I decided to take the day off and write this little post about implementing Haskell's Maybe in C++. Haskell is not a requirement, though I will be showing some source code, so some familiarity may help. Those who already know know it may note my code examples for fmap and >>= aren't exactly the same as Haskell's. All of the following code is completely hypothetical and overly simplifies so we can just focus on the concepts.

I have come to see a few Maybe implementations in C++ around the net, but Maybe by itself is entirely useless. It doesn't really do anything on its own. In Haskell, it exists inside an ecosystem of other functions it operates well with. Outside of Haskell, it's quite bare. Let's look at some examples of Maybe:

    x = Just 2
    y = Nothing
    z = fromJust x -- 2

    -- Defin a function, g, that returns a string.
    let g m = case m of
        Just _ -> "Has a value"
        Nothing -> "Has none."

    g x -- has a value
    g y -- has none


All very simple stuff here. Make a Maybe, extract a value. A small observation: A Maybe has a value, but also has a boolean "is" or "isn't" property to it. There's something in C and C++ that acts almost exactly like this. (Try and guess before reading on.)

The Maybe types


Pointers. "x = Just 2" in C++ would be "unique_ptr<int> x = new int(2);". A pointer either points to null (Nothing) or something (Just). A bool with a value! Now let's look at a really silly example of a Maybe implementations that ignores this similarity.

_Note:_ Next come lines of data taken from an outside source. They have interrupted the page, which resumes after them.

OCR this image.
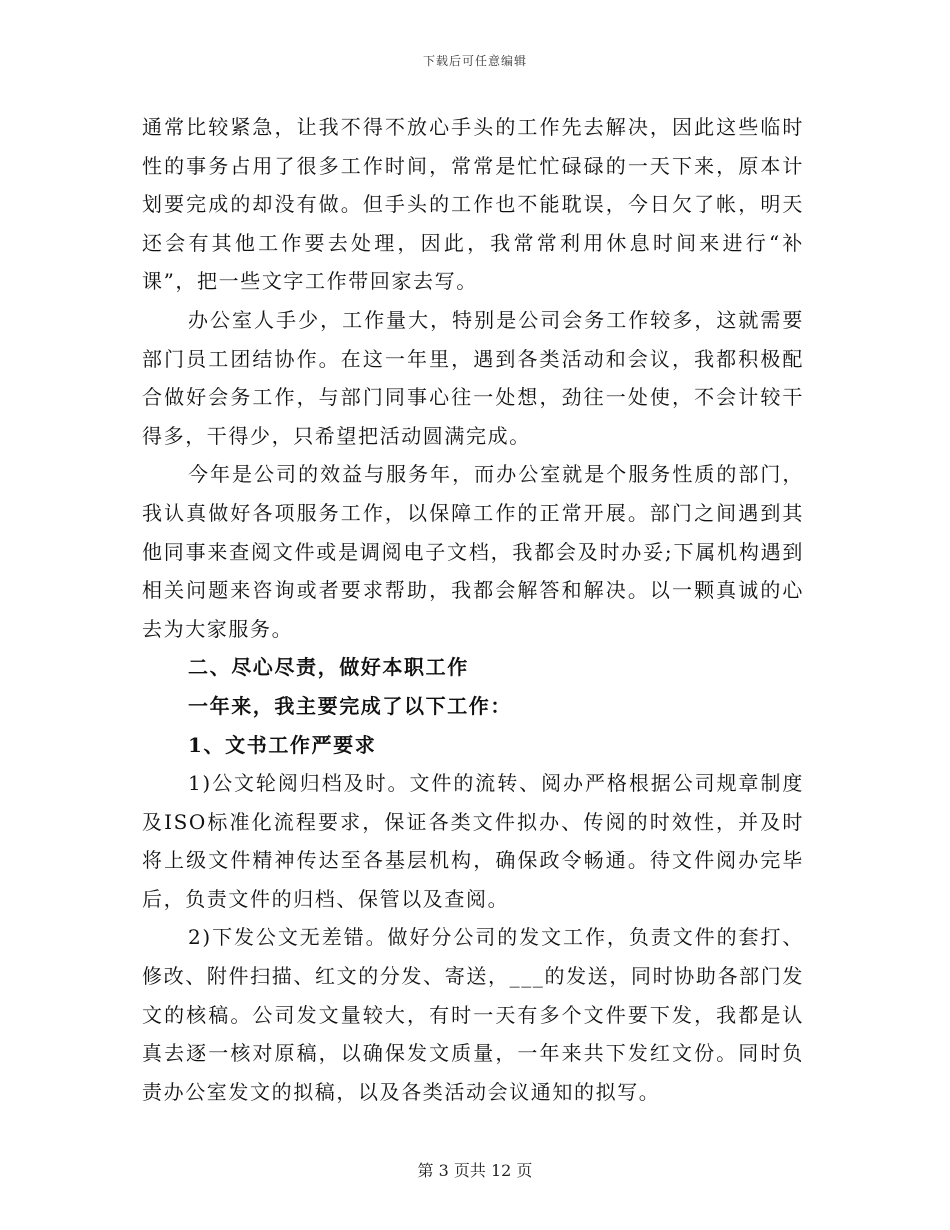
下载后可任意编辑

通常比较紧急，让我不得不放心手头的工作先去解决，因此这些临时性的事务占用了很多工作时间，常常是忙忙碌碌的一天下来，原本计划要完成的却没有做。但手头的工作也不能耽误，今日欠了帐，明天还会有其他工作要去处理，因此，我常常利用休息时间来进行“补课”，把一些文字工作带回家去写。

办公室人手少，工作量大，特别是公司会务工作较多，这就需要部门员工团结协作。在这一年里，遇到各类活动和会议，我都积极配合做好会务工作，与部门同事心往一处想，劲往一处使，不会计较干得多，干得少，只希望把活动圆满完成。

今年是公司的效益与服务年，而办公室就是个服务性质的部门，我认真做好各项服务工作，以保障工作的正常开展。部门之间遇到其他同事来查阅文件或是调阅电子文档，我都会及时办妥;下属机构遇到相关问题来咨询或者要求帮助，我都会解答和解决。以一颗真诚的心去为大家服务。

二、尽心尽责，做好本职工作

一年来，我主要完成了以下工作：

1、文书工作严要求

1)公文轮阅归档及时。文件的流转、阅办严格根据公司规章制度及ISO标准化流程要求，保证各类文件拟办、传阅的时效性，并及时将上级文件精神传达至各基层机构，确保政令畅通。待文件阅办完毕后，负责文件的归档、保管以及查阅。

2)下发公文无差错。做好分公司的发文工作，负责文件的套打、修改、附件扫描、红文的分发、寄送，___的发送，同时协助各部门发文的核稿。公司发文量较大，有时一天有多个文件要下发，我都是认真去逐一核对原稿，以确保发文质量，一年来共下发红文份。同时负责办公室发文的拟稿，以及各类活动会议通知的拟写。

第 3 页共 12 页
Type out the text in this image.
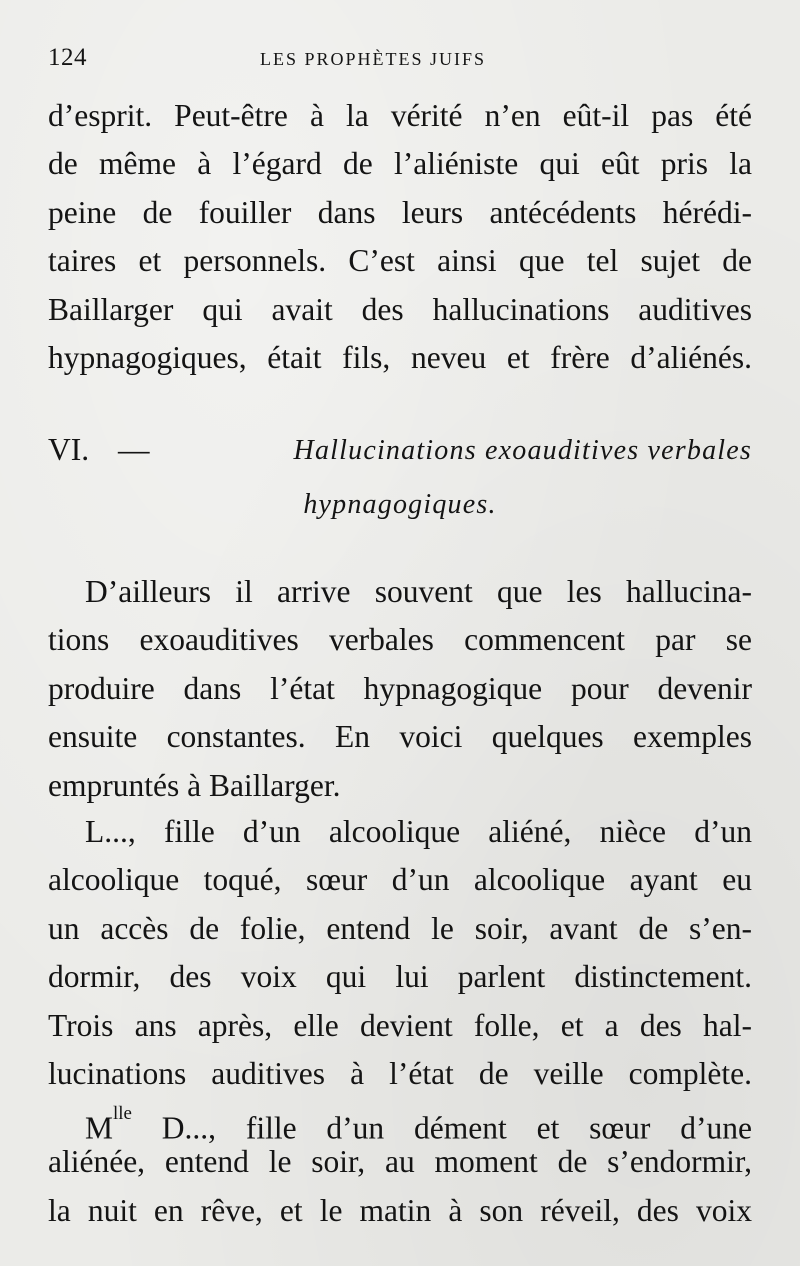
124	LES PROPHÈTES JUIFS
d’esprit. Peut-être à la vérité n’en eût-il pas été
de même à l’égard de l’aliéniste qui eût pris la
peine de fouiller dans leurs antécédents hérédi-
taires et personnels. C’est ainsi que tel sujet de
Baillarger qui avait des hallucinations auditives
hypnagogiques, était fils, neveu et frère d’aliénés.
VI. —	Hallucinations exoauditives verbales
hypnagogiques.
D’ailleurs il arrive souvent que les hallucina-
tions exoauditives verbales commencent par se
produire dans l’état hypnagogique pour devenir
ensuite constantes. En voici quelques exemples
empruntés à Baillarger.
L..., fille d’un alcoolique aliéné, nièce d’un
alcoolique toqué, sœur d’un alcoolique ayant eu
un accès de folie, entend le soir, avant de s’en-
dormir, des voix qui lui parlent distinctement.
Trois ans après, elle devient folle, et a des hal-
lucinations auditives à l’état de veille complète.
$M^{lle}$ D..., fille d’un dément et sœur d’une
aliénée, entend le soir, au moment de s’endormir,
la nuit en rêve, et le matin à son réveil, des voix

template< class X > struct Maybe {
    X x;
    bool valid;

    Maybe( const X& x ) : x(x), valid(true) { }
    Maybe() : valid(false) { }
};

template< class X > Maybe<X> Just( const X& x ) {
    return Maybe<X>(x);
}

template< class X > Maybe<X> Nothing() { return Maybe<X>(); }

...

auto a = Just(1); // Maybe<int>
auto b = Nothing<int>();

This works fine, and avoids the allocation so it's more efficient, but the problem comes when we write fromJust. We could return x if valid==true, but what when valid==false? You see, another interesting property of Maybes that this ignores: for any value, x, Just x != Nothing. If fromJust returns x with no checks, then fromJust(Just(x)) == fromJust(Nothing()), which seems to violate the above rule. The other option is to throw an exception, but i generally like to avoid that.

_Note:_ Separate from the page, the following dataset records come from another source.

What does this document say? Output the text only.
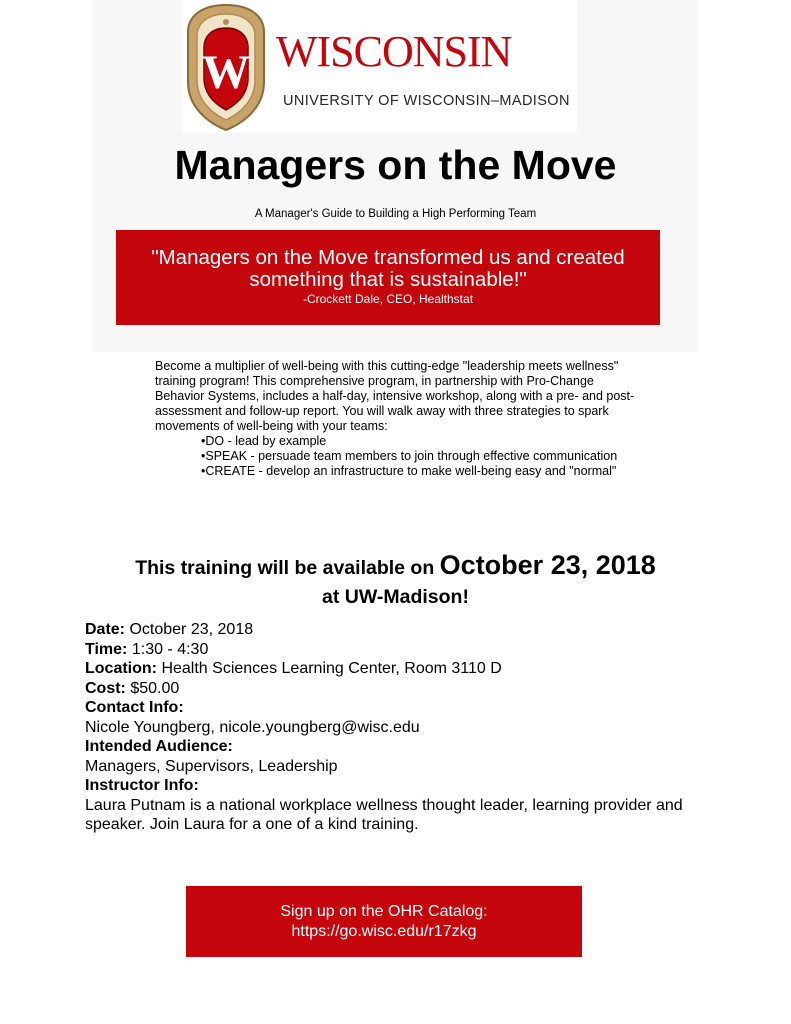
W WISCONSIN
UNIVERSITY OF WISCONSIN–MADISON
Managers on the Move
A Manager's Guide to Building a High Performing Team
"Managers on the Move transformed us and created something that is sustainable!"
-Crockett Dale, CEO, Healthstat

Become a multiplier of well-being with this cutting-edge "leadership meets wellness" training program! This comprehensive program, in partnership with Pro-Change Behavior Systems, includes a half-day, intensive workshop, along with a pre- and post-assessment and follow-up report. You will walk away with three strategies to spark movements of well-being with your teams:

•DO - lead by example
•SPEAK - persuade team members to join through effective communication
•CREATE - develop an infrastructure to make well-being easy and "normal"
This training will be available on October 23, 2018
at UW-Madison!
Date: October 23, 2018
Time: 1:30 - 4:30
Location: Health Sciences Learning Center, Room 3110 D
Cost: $50.00
Contact Info:
Nicole Youngberg, nicole.youngberg@wisc.edu
Intended Audience:
Managers, Supervisors, Leadership
Instructor Info:
Laura Putnam is a national workplace wellness thought leader, learning provider and speaker. Join Laura for a one of a kind training.
Sign up on the OHR Catalog:
https://go.wisc.edu/r17zkg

This is assuming X is default constructible. It may not be, or it may have an expensive initialization. The above may simply not work for some types. Simply choosing a different implementation seems most obvious to me, so let's try this:

template< class X >
using Maybe = std::unique_ptr<X>; // C++11 syntax

template< class X > Maybe<X> Just( const X& x ) {
    return Maybe<X>( new X(x) );
}

template< class X > Maybe<X> Nothing() { return Maybe<X>(nullptr); }

template< class X > const X& fromJust( const Maybe<X>& m ) {
    return *m;
}

The fromJust problem is solved, and no value Just(x) equals Nothing. fromJust on a null pointer will fail, like fromJust on a Nothing in Haskell. What's more is that we can get rid of the fromJust which makes the unsafeness of the action more obvious. I can think of at least one improvement, but this will do for now.

Motivation


So far, we have not done a single thing useful with Maybe, but Maybe in Haskell works inside an ecosystem, so let's implement a part of it.

/*
 * fmap f (Just x) = Just (f x)
 * fmap f Nothing = Nothing
 */
template< class F, class X,
    // decltype and declval are good to know if you don't already.
    class R=decltype( declval<F>()(declval<X>()) ) >
std::unique_ptr<R> fmap( const F& f, const Maybe<X>& m ) {
    return m ? Just( f(*m) ) : Nothing<R>();
}


int plus_two( int x ) { return x + 2; }
int minus_two( int x ) { return x - 2; }

...


fmap( plus_two, Just(2) ); // Just 4
fmap( minus_two, fmap(plus_two, Just(2)) ) // Just 2
fmap( minus_two, fmap(plus_two, Nothing<int>()) ) // Nothing

 When I learned of fmap, things suddenly started to make more sense. I have a Maybe Int value and want the Int part transformed through various functions to produce some arbitrary value that gets wrapped in a Maybe. I don't have to constantly check whether the value is valid or not, that happens automatically.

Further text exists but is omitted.